Following the six IPOs that priced on Wednesday, three more priced overnight; all three increased their share sizes. Two of them are biotech, which has returned in a big way after a quiet period.
The big IPO of the week, financial service's provider Markit up-sized its IPO, pricing 53.5 million shares (above the 45.7 million shares expected) at $24, the midpoint of the price talk range of $23–$25.
That's a healthy $1.28 billion raised, making it the fifth largest IPO of the year after IMS Health's $1.3 billion deal.
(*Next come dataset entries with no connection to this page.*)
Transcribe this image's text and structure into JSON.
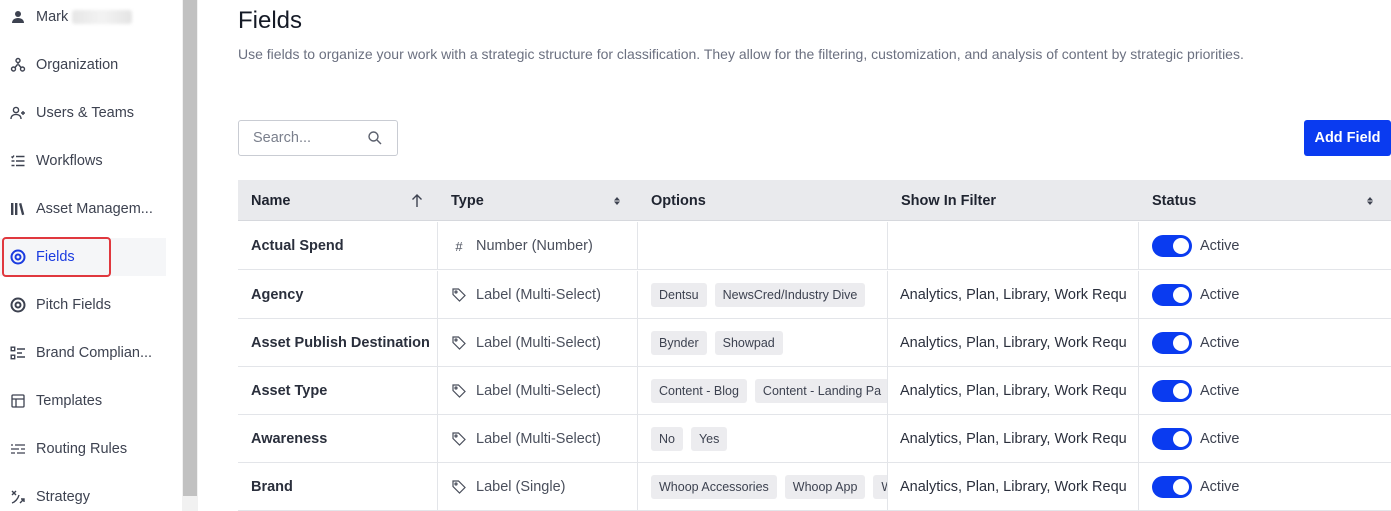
{
  "sidebar": {
    "user_name": "Mark",
    "items": [
      {
        "label": "Organization",
        "icon": "org-chart-icon"
      },
      {
        "label": "Users & Teams",
        "icon": "user-plus-icon"
      },
      {
        "label": "Workflows",
        "icon": "workflow-list-icon"
      },
      {
        "label": "Asset Managem...",
        "icon": "library-books-icon"
      },
      {
        "label": "Fields",
        "icon": "target-circle-icon",
        "active": true
      },
      {
        "label": "Pitch Fields",
        "icon": "target-circle-icon"
      },
      {
        "label": "Brand Complian...",
        "icon": "checklist-icon"
      },
      {
        "label": "Templates",
        "icon": "template-icon"
      },
      {
        "label": "Routing Rules",
        "icon": "routing-lines-icon"
      },
      {
        "label": "Strategy",
        "icon": "strategy-arrows-icon"
      }
    ]
  },
  "header": {
    "title": "Fields",
    "description": "Use fields to organize your work with a strategic structure for classification. They allow for the filtering, customization, and analysis of content by strategic priorities."
  },
  "toolbar": {
    "search_placeholder": "Search...",
    "add_label": "Add Field"
  },
  "table": {
    "columns": [
      "Name",
      "Type",
      "Options",
      "Show In Filter",
      "Status"
    ],
    "rows": [
      {
        "name": "Actual Spend",
        "type_icon": "#",
        "type": "Number (Number)",
        "options": [],
        "filter": "",
        "status": "Active"
      },
      {
        "name": "Agency",
        "type_icon": "tag",
        "type": "Label (Multi-Select)",
        "options": [
          "Dentsu",
          "NewsCred/Industry Dive"
        ],
        "filter": "Analytics, Plan, Library, Work Requ",
        "status": "Active"
      },
      {
        "name": "Asset Publish Destination",
        "type_icon": "tag",
        "type": "Label (Multi-Select)",
        "options": [
          "Bynder",
          "Showpad"
        ],
        "filter": "Analytics, Plan, Library, Work Requ",
        "status": "Active"
      },
      {
        "name": "Asset Type",
        "type_icon": "tag",
        "type": "Label (Multi-Select)",
        "options": [
          "Content - Blog",
          "Content - Landing Pa"
        ],
        "filter": "Analytics, Plan, Library, Work Requ",
        "status": "Active"
      },
      {
        "name": "Awareness",
        "type_icon": "tag",
        "type": "Label (Multi-Select)",
        "options": [
          "No",
          "Yes"
        ],
        "filter": "Analytics, Plan, Library, Work Requ",
        "status": "Active"
      },
      {
        "name": "Brand",
        "type_icon": "tag",
        "type": "Label (Single)",
        "options": [
          "Whoop Accessories",
          "Whoop App",
          "W"
        ],
        "filter": "Analytics, Plan, Library, Work Requ",
        "status": "Active"
      }
    ]
  },
  "colors": {
    "accent": "#0a3bf0",
    "active_nav": "#1a3be0",
    "highlight_outline": "#e0383e"
  }
}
Ardelyx, which specializes in gastrointestinal diseases, priced 4.3 million shares (above the 3.6 million expected) at $14, the midpoint of the $13–$15 price talk. Separately, Zafgen, which focuses on obesity, priced 6 million shares (above the 5 million shares expected) at $16 — the high end of the $14–$16 price talk.
Next week will be one for the record books: 16 IPOs are expected to raise roughly $2.8 billion. Only two other weeks since 2000 have seen such levels, according to Renaissance Capital: there were 17 deals the week of 12/11/06, and a similar level in the week of 12/13/04. During the last IPO tsunami, in 2000, there were weeks where there were 26–27 IPOs.
Big deals next week include ServiceMaster's $700 million NYSE IPO (think Terminix--termite and pest control, janitorial services, home inspections, residential cleaning, furniture repair); GoPro's $410 million NASDAQ IPO, scheduled to price Wednesday night for Thursday trading; and arts and crafts specialist Michaels $500 million NASDAQ IPO scheduled to price Thursday night for Friday's trade.
Elsewhere, the Intercontinental Exchange is spinning off Euronext, as promised, in an IPO tomorrow. Euronext is the pan-European exchanges in Paris, Amsterdam, Brussels, Lisbon. The institutional order book will close today and should price tonight. The stock is expected to begin trading on Friday on the Paris, Amsterdam and Brussels exchanges under the symbol "ENX."